In the medal rounds of the tournament, one loss is all that it takes to send a team home empty-handed. Anything can happen in these situations, ask the players that competed in Nagano Japan. The 1998 Olympic Games were the first to include NHL players and all Canadians remember the semi-final game against the Czech Republic. Heading into a shootout after overtime could not decide a winner, Team Canada was shutout by Czech goaltending legend Dominik Hasek and came home with a fourth place finish. Should we even begin to discuss the 2006 Games? Canada finished seventh behind hockey powerhouse Switzerland.

One factor where Canada may have the definitive edge over their opposition is behind the bench. Four of the best coaches in the NHL and our country are taking on the challenge of winning gold on Canadian soil. Led by Detroit Red Wings Head Coach, Mike Babcock, the coaching staff also includes Ken Hitchcock (Columbus Blue Jackets), Lindy Ruff (Buffalo Sabres) and Jacques Lemaire (New Jersey Devils).

Babcock, a native of Saskatoon Saskatchewan, has coached in the NHL since the 2002-2003 season with the Anaheim Ducks and the Detroit Red Wings. In his first year with Anaheim, he guided his team to a surprising Western Conference Championship and into the Stanley Cup Finals. They lost in seven games to Pat Burns and the New Jersey Devils but Babcock would return to the Finals again, this time as coach of the Red Wings. He finally got to raise the Cup in 2008 and came within one game of doing it again in 2009 but Sidney Crosby and the Pittsburgh Penguins had other plans. Luckily, for Babcock, when the teams hit the ice at the Olympics, Crosby will be one of his key offensive threats.

For Ken Hitchcock, a native of Edmonton Alberta, this will be his third Olympic Games.

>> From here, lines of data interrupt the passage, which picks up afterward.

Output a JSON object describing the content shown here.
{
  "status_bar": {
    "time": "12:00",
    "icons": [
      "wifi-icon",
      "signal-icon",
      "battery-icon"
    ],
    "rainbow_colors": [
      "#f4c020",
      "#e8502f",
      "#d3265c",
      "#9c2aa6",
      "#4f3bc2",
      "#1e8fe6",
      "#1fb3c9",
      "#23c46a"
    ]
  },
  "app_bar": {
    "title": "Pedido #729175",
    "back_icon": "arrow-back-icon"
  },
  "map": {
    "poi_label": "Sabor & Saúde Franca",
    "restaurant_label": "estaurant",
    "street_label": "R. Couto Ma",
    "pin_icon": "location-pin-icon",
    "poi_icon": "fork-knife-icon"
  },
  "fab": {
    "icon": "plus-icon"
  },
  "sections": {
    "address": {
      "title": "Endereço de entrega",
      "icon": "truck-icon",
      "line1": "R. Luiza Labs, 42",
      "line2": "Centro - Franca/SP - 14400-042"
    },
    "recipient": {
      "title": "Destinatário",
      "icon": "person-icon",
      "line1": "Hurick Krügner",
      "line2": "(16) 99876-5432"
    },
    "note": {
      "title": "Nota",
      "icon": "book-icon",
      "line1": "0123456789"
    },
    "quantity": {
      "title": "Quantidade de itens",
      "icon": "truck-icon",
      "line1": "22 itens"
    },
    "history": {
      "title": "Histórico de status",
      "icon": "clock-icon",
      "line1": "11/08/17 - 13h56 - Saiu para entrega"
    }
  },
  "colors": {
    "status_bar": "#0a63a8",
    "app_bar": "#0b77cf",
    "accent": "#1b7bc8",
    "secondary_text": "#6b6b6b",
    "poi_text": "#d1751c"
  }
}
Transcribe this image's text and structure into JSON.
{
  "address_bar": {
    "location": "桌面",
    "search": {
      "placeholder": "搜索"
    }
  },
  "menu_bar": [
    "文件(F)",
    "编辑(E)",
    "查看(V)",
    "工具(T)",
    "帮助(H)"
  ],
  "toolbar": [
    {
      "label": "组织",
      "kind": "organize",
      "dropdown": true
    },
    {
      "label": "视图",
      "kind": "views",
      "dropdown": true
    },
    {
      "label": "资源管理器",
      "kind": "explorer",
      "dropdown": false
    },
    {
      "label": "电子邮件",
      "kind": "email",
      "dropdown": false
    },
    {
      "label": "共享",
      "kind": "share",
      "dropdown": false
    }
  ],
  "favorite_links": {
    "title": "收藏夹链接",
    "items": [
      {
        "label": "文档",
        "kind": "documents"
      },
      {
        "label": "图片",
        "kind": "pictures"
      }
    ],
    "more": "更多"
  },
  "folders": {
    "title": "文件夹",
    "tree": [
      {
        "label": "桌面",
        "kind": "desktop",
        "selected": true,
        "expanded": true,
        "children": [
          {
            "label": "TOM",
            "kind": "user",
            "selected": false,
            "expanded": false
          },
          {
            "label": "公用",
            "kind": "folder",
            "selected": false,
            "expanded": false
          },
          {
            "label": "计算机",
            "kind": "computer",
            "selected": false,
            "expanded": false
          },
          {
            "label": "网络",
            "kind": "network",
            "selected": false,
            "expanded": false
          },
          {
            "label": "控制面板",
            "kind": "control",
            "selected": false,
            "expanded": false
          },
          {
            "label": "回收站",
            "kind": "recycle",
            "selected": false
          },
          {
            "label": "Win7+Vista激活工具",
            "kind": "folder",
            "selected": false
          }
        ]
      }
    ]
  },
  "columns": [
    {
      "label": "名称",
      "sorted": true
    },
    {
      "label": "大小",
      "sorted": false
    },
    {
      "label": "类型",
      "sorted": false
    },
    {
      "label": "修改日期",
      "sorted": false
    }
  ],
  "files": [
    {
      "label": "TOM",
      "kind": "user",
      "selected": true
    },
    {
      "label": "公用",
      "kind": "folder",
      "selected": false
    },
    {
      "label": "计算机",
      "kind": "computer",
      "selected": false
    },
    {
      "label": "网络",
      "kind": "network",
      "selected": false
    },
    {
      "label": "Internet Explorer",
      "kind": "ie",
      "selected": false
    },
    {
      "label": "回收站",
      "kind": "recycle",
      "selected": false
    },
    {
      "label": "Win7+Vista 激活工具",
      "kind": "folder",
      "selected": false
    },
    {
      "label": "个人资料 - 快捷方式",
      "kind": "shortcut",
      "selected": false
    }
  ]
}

A defensive specialist and master tactician, Hitchcock brings experience, a gold medal from 2002 and a Stanley Cup ring he won with the Dallas Stars in 1999. Joining him as an associate coach is LaSalle Quebec native and former Montreal Canadiens forward Jacques Lemaire. A veteran of 853 games in the NHL, Lemaire has written the book on defensive hockey with the New Jersey Devils and the Minnesota Wild. A Stanley Cup winner eight times as a player, he added two more while an assistant GM in Montreal and once more as Head Coach in New Jersey (1995). He is a two-time Jack Adams Trophy winner as Coach of the Year in the NHL (1995, 2003).

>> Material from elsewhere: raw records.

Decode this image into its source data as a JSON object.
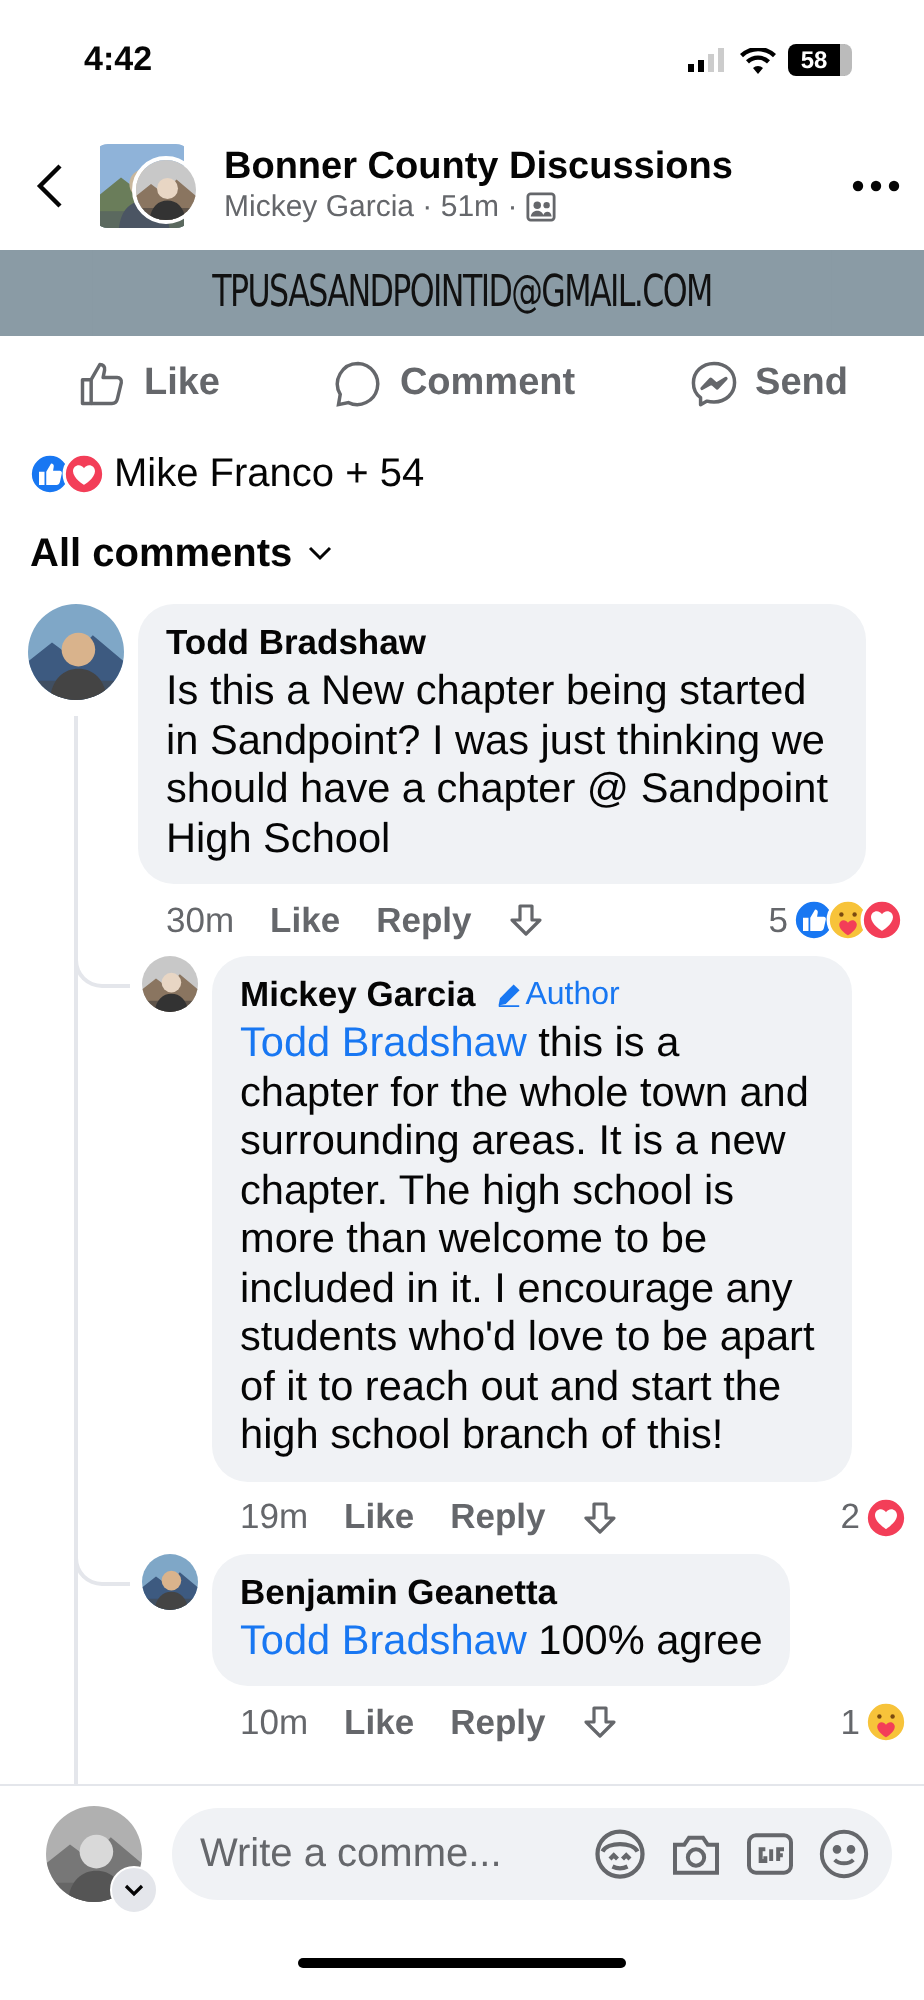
{
  "status_bar": {
    "time": "4:42",
    "battery": "58"
  },
  "header": {
    "title": "Bonner County Discussions",
    "meta": "Mickey Garcia · 51m ·"
  },
  "post_banner": {
    "text": "TPUSASANDPOINTID@GMAIL.COM"
  },
  "actions": [
    {
      "kind": "like",
      "label": "Like"
    },
    {
      "kind": "comment",
      "label": "Comment"
    },
    {
      "kind": "send",
      "label": "Send"
    }
  ],
  "reactions_summary": {
    "reactions": [
      {
        "kind": "like"
      },
      {
        "kind": "love"
      }
    ],
    "text": "Mike Franco + 54"
  },
  "sort": {
    "label": "All comments"
  },
  "comments": [
    {
      "author": "Todd Bradshaw",
      "text": "Is this a New chapter being started in Sandpoint? I was just thinking we should have a chapter @ Sandpoint High School",
      "time": "30m",
      "like": "Like",
      "reply": "Reply",
      "reaction_count": "5",
      "reactions": [
        {
          "kind": "like"
        },
        {
          "kind": "care"
        },
        {
          "kind": "love"
        }
      ],
      "replies": [
        {
          "author": "Mickey Garcia",
          "badge": "Author",
          "mention": "Todd Bradshaw",
          "text": "this is a chapter for the whole town and surrounding areas. It is a new chapter. The high school is more than welcome to be included in it. I encourage any students who'd love to be apart of it to reach out and start the high school branch of this!",
          "time": "19m",
          "like": "Like",
          "reply": "Reply",
          "reaction_count": "2",
          "reactions": [
            {
              "kind": "love"
            }
          ]
        },
        {
          "author": "Benjamin Geanetta",
          "mention": "Todd Bradshaw",
          "text": "100% agree",
          "time": "10m",
          "like": "Like",
          "reply": "Reply",
          "reaction_count": "1",
          "reactions": [
            {
              "kind": "care"
            }
          ]
        }
      ]
    }
  ],
  "composer": {
    "placeholder": "Write a comme..."
  }
}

Last but certainly not the least, is Warburg Alberta native Lindy Ruff. Currently the longest serving Head Coach with one team in the NHL, Ruff has worked the bench in Buffalo since the 1998-1999 season. A veteran of 691 NHL games as a player with the Sabres and the New York Rangers, Ruff is also a Jack Adams Trophy winner (2006). His only trip to the Stanley Cup Finals was a loss, to Hitchcock’s Stars in 1999.

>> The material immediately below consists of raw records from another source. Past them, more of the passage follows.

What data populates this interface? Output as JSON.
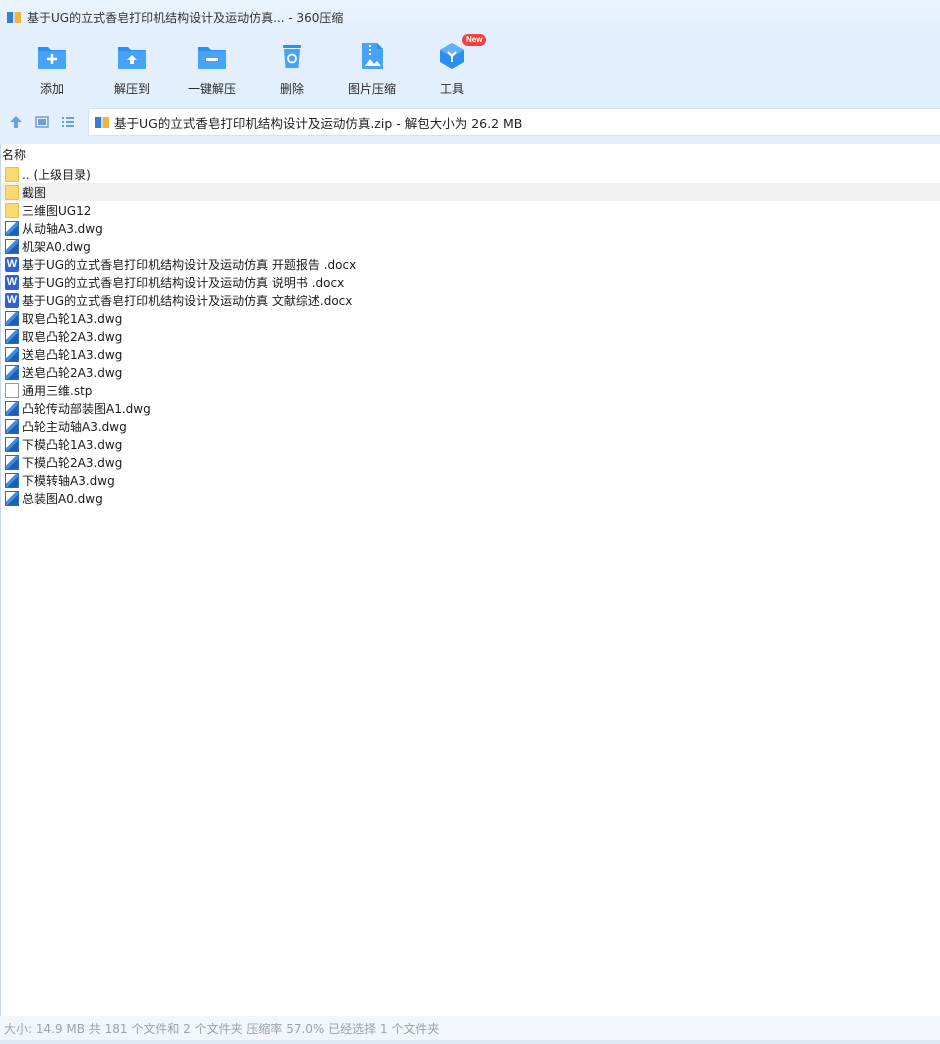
{
  "window": {
    "title": "基于UG的立式香皂打印机结构设计及运动仿真... - 360压缩"
  },
  "toolbar": {
    "items": [
      {
        "id": "add",
        "label": "添加",
        "icon": "add-icon"
      },
      {
        "id": "extract-to",
        "label": "解压到",
        "icon": "extract-to-icon"
      },
      {
        "id": "one-click-extract",
        "label": "一键解压",
        "icon": "one-click-extract-icon"
      },
      {
        "id": "delete",
        "label": "删除",
        "icon": "recycle-bin-icon"
      },
      {
        "id": "image-compress",
        "label": "图片压缩",
        "icon": "image-compress-icon"
      },
      {
        "id": "tools",
        "label": "工具",
        "icon": "tools-icon",
        "badge": "New"
      }
    ]
  },
  "nav": {
    "path": "基于UG的立式香皂打印机结构设计及运动仿真.zip - 解包大小为 26.2 MB"
  },
  "list": {
    "column_name": "名称",
    "rows": [
      {
        "name": ".. (上级目录)",
        "type": "folder"
      },
      {
        "name": "截图",
        "type": "folder",
        "selected": true
      },
      {
        "name": "三维图UG12",
        "type": "folder"
      },
      {
        "name": "从动轴A3.dwg",
        "type": "dwg"
      },
      {
        "name": "机架A0.dwg",
        "type": "dwg"
      },
      {
        "name": "基于UG的立式香皂打印机结构设计及运动仿真 开题报告 .docx",
        "type": "docx"
      },
      {
        "name": "基于UG的立式香皂打印机结构设计及运动仿真 说明书 .docx",
        "type": "docx"
      },
      {
        "name": "基于UG的立式香皂打印机结构设计及运动仿真 文献综述.docx",
        "type": "docx"
      },
      {
        "name": "取皂凸轮1A3.dwg",
        "type": "dwg"
      },
      {
        "name": "取皂凸轮2A3.dwg",
        "type": "dwg"
      },
      {
        "name": "送皂凸轮1A3.dwg",
        "type": "dwg"
      },
      {
        "name": "送皂凸轮2A3.dwg",
        "type": "dwg"
      },
      {
        "name": "通用三维.stp",
        "type": "file"
      },
      {
        "name": "凸轮传动部装图A1.dwg",
        "type": "dwg"
      },
      {
        "name": "凸轮主动轴A3.dwg",
        "type": "dwg"
      },
      {
        "name": "下模凸轮1A3.dwg",
        "type": "dwg"
      },
      {
        "name": "下模凸轮2A3.dwg",
        "type": "dwg"
      },
      {
        "name": "下模转轴A3.dwg",
        "type": "dwg"
      },
      {
        "name": "总装图A0.dwg",
        "type": "dwg"
      }
    ]
  },
  "status": {
    "text": "大小: 14.9 MB 共 181 个文件和 2 个文件夹 压缩率 57.0% 已经选择 1 个文件夹"
  },
  "colors": {
    "accent": "#2a8ff0",
    "toolbar_bg": "#e3effc",
    "folder": "#fbd96e",
    "word_blue": "#2f62d0",
    "badge_red": "#f5413d"
  }
}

While the coaches cannot win the games for the players, the systems they implement in the short Olympic tournament could be the difference between a gold medal and going home early. The Canadian team will have limited opportunity to practise before the tournament begins so clear, concise instructions from Babcock and his staff will be essential. Team Canada and Team USA are the only teams with NHL coaches, playing a tournament with NHL players, on a NHL rink; it could be a deciding factor in the outcome. Enjoy the games! Have a great sports day everyone.